POH: No past ocular problems

PMH: No prior medical problems

PSH: No significant past surgical history

FHx: Diabetes (Mother), Hypertension (Father)

Social Hx: No tobacco or alcohol use

Exam:

Corrected visual acuity is 20/20-1 in the right eye and 20/20 in the left eye.

IOP is 14 in the right and 15 in the left eye.

The anterior segment exam is unremarkable in both eyes with no anterior chamber cell or flare noted.

The fundus features of the right eye are normal.

In the left eye, there is a well-circumscribed retinal elevation in the superonasal macula, abutting the temporal optic disc margin. There is also anomalous appearance of the optic nerve.

Differential Diagnosis:

  • Congenital optic nerve anomaly
  • Optic nerve pit
  • Central serous chorioretinopathy
  • Vogt-Koyanagi-Harada Disease
  • Idiopathic Choroidal Neovascularization

Macular OCT of both eyes shows a normal contour of the right macula and subretinal fluid in the superonasal left macula.


Fluorescein angiogram shows normal microvascular circulation of the right eye without abnormal fluorescence. The left eye shows subtle late hyperfluorescence of the optic disc, consistent with mild leakage, but is otherwise unremarkable.

Diagnosis:

An optic nerve pit (ONP) is a gray-white oval depression, most commonly located in the inferotemporal aspect of an optic disc, and can be associated with either serous macular detachment or cystoid macular edema.1 Most often, optic nerve pits are asymptomatic, but they become visually symptomatic when fluid or edema are present. The origin of the subretinal fluid is still a subject of debate, but theories vary widely from claiming it is CSF exuding from the subarachnoid space to it being liquified vitreous coming in from the vitreous cavity.

ONPs can be congenital or acquired, almost always unilateral, and have no obvious inheritance pattern. This is in contrast to congenital optic nerve anomalies, can be bilateral and are often observed to be inherited in an autosomal dominant fashion.
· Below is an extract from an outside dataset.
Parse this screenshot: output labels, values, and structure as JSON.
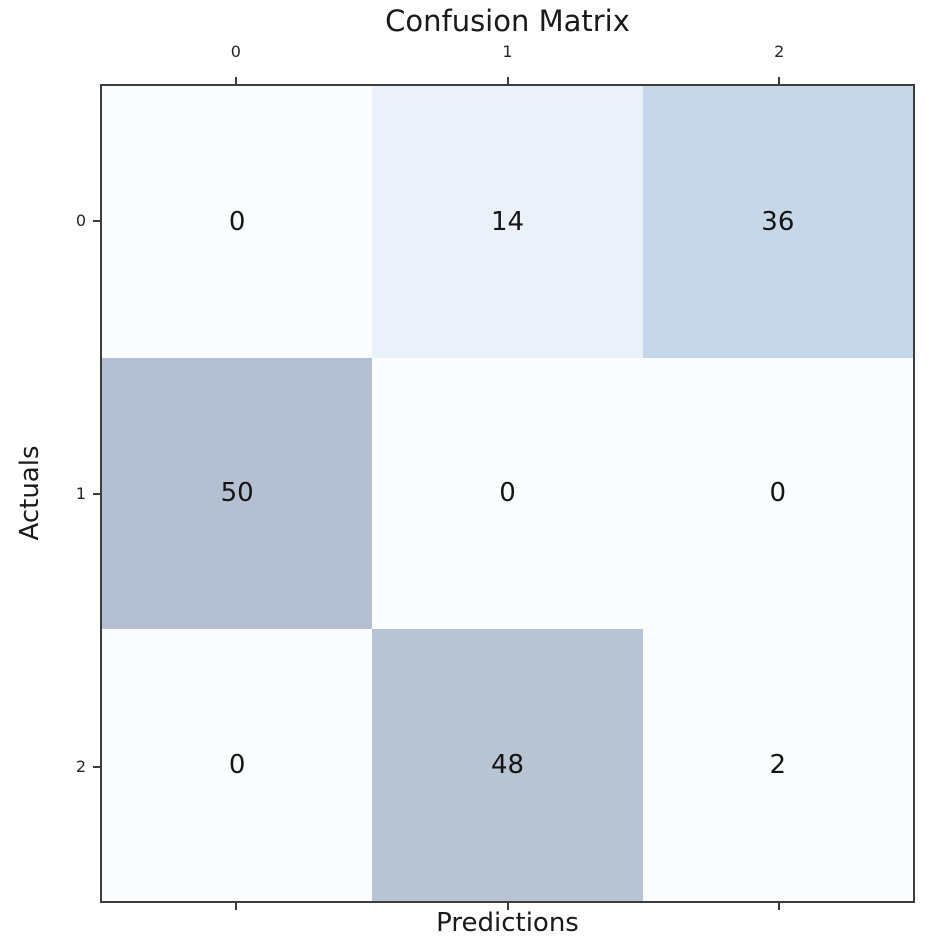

Twenty-five percent of optic nerve pit maculopathies resolve spontaneously, however the natural course generally has a poor final visual outcome, which makes a more aggressive interventional approach preferred by most retina specialists.1 Laser photocoagulation at the temporal disc margin has been studied with varying results. The most promising results have been observed with surgery, a vitrectomy with or without ILM peeling, sometimes in combination with photocoagulation at the disc margin and/or gas injection.

References:

Georgalas, Ilias, et al. “Optic disc pit: a review.” Graefe’s Archive for Clinical and Experimental Ophthalmology 249.8 (2011): 1113-1122.